Unveiling what the Office of the President-elect describes as "the strictest and most far-reaching ethics rules of any transition team in history" at the team's headquarters in the US capital, Podesta said Obama had vowed "to change the way Washington works".
Under the new rules, federal lobbyists "cannot contribute financially to the transition" and are "prohibited from any lobbying during their work with the transition". A gift ban has also been introduced "that is aggressive in reducing the influence of special interests".
No more revolving doors
To prevent potential 'revolving door' situations, the rules state that "if someone has lobbied in the last twelve months, they are prohibited from working in the fields of policy on which they lobbied" within the transition team.
Moreover, "if someone becomes a lobbyist after working on the transition, they are prohibited from lobbying the administration for twelve months on matters on which they worked".
Towards global ethics standards?
In Europe, Romanian MEP Daniel Daianu recently expressed the view that excessive lobbying of the EU institutions by businesses putting profit before moral values was giving industry a bad reputation (EurActiv 11/11/08).
Daianu went as far as demanding the establishment of "global ethics standards," claiming that the financial crisis had "emphasised the vital role of moral values and ethics" in preventing such situations in the future.
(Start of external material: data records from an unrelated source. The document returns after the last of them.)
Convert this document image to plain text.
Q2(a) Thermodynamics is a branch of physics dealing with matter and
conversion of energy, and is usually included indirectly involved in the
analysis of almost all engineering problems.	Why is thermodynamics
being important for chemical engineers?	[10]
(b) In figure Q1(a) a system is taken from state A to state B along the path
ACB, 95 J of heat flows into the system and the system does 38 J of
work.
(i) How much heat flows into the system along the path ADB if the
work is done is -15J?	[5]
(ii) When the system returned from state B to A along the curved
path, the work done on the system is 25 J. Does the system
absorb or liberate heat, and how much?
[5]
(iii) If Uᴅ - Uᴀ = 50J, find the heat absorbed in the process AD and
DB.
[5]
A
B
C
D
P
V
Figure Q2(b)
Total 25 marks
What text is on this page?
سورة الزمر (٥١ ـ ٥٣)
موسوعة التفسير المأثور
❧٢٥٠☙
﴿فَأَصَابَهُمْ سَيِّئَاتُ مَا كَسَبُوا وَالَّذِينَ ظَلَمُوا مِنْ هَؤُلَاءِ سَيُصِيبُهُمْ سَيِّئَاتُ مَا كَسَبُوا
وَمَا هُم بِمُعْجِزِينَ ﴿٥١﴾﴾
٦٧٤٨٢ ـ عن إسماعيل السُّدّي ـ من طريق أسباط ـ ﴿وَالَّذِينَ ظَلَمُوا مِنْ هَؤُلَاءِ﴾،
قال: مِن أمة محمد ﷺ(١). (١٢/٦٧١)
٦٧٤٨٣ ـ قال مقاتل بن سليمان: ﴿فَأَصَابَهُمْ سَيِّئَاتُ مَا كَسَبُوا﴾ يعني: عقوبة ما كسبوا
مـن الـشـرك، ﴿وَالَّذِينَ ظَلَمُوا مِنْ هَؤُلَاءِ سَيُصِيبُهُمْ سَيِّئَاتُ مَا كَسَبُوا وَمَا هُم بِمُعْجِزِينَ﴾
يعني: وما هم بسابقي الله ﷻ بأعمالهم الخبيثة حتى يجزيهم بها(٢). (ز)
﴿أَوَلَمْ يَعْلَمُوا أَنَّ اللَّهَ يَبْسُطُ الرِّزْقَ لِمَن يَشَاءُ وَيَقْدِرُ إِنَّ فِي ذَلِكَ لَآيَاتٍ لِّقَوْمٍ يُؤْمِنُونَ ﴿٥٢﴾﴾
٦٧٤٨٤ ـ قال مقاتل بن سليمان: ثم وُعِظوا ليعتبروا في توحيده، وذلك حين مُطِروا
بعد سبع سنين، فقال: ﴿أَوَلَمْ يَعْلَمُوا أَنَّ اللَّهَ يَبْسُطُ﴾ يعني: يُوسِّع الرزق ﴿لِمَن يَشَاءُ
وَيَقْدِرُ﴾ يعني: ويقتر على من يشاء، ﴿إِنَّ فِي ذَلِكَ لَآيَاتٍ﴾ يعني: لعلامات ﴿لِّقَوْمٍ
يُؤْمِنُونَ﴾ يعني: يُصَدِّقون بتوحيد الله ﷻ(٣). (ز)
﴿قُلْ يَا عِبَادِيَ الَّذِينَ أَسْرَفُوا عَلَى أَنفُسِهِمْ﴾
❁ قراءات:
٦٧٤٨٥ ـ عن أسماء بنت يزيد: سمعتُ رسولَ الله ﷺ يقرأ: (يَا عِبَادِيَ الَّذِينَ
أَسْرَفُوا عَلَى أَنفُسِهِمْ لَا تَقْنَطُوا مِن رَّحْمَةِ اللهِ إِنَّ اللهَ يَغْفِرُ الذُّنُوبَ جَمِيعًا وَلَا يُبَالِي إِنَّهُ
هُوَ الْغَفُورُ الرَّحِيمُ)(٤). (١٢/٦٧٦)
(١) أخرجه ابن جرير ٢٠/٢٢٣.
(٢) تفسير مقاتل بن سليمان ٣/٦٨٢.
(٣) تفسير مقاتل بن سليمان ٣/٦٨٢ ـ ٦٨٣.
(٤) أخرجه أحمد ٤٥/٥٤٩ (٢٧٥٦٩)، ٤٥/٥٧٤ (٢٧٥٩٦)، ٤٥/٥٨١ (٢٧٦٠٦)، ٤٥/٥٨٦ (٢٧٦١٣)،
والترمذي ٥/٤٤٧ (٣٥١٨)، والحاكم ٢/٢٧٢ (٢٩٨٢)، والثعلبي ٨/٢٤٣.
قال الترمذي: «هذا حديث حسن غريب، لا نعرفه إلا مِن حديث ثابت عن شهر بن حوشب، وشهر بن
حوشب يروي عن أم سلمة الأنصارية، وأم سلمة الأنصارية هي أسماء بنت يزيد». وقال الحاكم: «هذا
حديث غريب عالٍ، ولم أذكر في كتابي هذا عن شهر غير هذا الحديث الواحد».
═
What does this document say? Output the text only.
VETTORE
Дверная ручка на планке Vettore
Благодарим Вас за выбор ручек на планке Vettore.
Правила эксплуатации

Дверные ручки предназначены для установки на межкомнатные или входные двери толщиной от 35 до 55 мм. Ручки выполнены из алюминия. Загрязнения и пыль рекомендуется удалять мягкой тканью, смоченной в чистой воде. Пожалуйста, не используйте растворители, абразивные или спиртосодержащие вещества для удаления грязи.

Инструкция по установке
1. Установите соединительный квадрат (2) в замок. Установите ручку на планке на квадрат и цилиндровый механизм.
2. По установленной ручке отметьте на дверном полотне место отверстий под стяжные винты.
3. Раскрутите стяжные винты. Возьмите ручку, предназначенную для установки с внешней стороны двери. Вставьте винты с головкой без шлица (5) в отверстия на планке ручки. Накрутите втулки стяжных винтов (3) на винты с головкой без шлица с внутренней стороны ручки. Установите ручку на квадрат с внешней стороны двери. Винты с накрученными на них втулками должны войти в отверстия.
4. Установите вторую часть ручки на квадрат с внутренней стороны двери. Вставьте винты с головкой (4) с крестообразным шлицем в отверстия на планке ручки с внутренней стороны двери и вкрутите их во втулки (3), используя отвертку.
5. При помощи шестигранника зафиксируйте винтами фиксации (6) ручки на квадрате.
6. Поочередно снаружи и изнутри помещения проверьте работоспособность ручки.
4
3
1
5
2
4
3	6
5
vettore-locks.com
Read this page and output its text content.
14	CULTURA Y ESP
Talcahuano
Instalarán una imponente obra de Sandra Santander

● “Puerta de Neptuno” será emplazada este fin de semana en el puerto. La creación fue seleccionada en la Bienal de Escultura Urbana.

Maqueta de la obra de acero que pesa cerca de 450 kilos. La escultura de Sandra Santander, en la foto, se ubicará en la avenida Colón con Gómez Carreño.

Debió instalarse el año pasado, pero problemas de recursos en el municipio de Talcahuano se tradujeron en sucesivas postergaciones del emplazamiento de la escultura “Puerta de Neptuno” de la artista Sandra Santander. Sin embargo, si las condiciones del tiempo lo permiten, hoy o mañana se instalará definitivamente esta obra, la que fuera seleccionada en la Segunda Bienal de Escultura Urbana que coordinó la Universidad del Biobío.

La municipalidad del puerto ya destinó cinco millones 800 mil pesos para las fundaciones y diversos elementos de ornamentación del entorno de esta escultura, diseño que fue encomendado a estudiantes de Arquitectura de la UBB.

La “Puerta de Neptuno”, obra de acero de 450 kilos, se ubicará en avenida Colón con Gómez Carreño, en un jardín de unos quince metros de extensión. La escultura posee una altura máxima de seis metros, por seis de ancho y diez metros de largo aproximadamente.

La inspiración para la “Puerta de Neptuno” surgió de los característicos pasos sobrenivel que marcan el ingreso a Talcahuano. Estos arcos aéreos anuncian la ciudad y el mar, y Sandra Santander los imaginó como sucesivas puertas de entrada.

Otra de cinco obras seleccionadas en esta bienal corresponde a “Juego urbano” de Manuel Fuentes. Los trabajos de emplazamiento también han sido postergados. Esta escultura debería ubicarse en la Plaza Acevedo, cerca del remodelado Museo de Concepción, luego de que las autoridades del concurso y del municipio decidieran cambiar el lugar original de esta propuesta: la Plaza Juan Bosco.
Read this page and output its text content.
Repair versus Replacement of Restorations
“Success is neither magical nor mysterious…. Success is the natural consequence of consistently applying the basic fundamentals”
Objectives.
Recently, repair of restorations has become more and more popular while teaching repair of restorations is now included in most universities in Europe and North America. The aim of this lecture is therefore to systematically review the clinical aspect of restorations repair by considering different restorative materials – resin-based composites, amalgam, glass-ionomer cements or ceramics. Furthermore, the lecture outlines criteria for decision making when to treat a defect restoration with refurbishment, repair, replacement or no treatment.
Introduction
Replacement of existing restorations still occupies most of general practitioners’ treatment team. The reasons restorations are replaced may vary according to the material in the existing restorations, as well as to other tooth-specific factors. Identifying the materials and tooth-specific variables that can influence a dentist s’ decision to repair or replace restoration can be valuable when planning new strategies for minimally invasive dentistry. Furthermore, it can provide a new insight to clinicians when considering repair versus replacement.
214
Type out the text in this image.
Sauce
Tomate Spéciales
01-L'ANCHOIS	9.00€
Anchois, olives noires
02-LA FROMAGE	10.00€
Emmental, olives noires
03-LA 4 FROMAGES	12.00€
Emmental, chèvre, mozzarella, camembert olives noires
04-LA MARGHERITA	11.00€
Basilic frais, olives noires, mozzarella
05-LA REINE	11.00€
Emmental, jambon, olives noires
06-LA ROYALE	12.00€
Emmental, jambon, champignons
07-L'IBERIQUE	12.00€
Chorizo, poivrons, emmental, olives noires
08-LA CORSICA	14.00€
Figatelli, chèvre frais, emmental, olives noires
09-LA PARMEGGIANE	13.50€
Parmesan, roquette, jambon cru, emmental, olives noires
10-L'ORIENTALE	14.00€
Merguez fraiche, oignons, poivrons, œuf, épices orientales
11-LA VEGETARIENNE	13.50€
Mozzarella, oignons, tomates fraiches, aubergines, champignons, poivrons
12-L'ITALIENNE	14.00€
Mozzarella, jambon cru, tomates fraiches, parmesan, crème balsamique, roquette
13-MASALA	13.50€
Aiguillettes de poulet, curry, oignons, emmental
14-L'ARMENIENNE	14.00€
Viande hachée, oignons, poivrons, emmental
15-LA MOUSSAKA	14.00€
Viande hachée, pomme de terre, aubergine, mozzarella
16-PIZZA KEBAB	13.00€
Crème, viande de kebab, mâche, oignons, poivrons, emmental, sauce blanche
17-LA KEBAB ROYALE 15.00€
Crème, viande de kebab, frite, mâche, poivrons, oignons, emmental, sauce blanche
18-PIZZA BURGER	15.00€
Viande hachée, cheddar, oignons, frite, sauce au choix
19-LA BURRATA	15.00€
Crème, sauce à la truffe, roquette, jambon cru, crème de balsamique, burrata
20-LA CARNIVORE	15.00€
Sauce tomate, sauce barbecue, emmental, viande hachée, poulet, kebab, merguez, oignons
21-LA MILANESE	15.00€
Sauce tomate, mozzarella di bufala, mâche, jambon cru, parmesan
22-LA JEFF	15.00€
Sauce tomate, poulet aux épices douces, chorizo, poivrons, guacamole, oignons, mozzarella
The European Commission's voluntary register of lobbyists, launched in June, lists the names of organisations rather than the names of individuals or the clients they represent. It requires consultancies and law firms participating in the register to disclose total revenue related to lobbying the EU institutions, citing either absolute amounts (brackets of €50,000) or percentages (brackets of 10%).
Corporate 'in-house' lobbyists and trade associations must estimate their costs associated with the direct lobbying of all the EU institutions, while NGOs and think-tanks must publish their organisations' overall budget and indicate their main sources of funding.
US legislation 'more structured' than EU counterpart
Comparing the EU scheme with the US Lobbying Disclosure Act, Miguel Veiga-Pestana, vice-president of global external affairs at Unilever, believes the US system is "more structured and formal for tax reasons, because some lobbying acts are tax-deductible and others are not". Different legal issues on each side of the Atlantic mean that the "EU cannot just copy everything from the US," he explained.
Burson Marsteller CEO Robert Mack believes lobbying rules in Brussels and Washington are different because the EU requirements were "non-specific". "The EU system need not necessarily mirror the US one, but should not put the burden on industry associations to provide their own guidelines," Mack said.
Meanwhile, the debate over lobbying regulation in the EU is set to continue until next summer, when the Commission will evaluate the success of its voluntary register and consider whether it should move towards a mandatory scheme.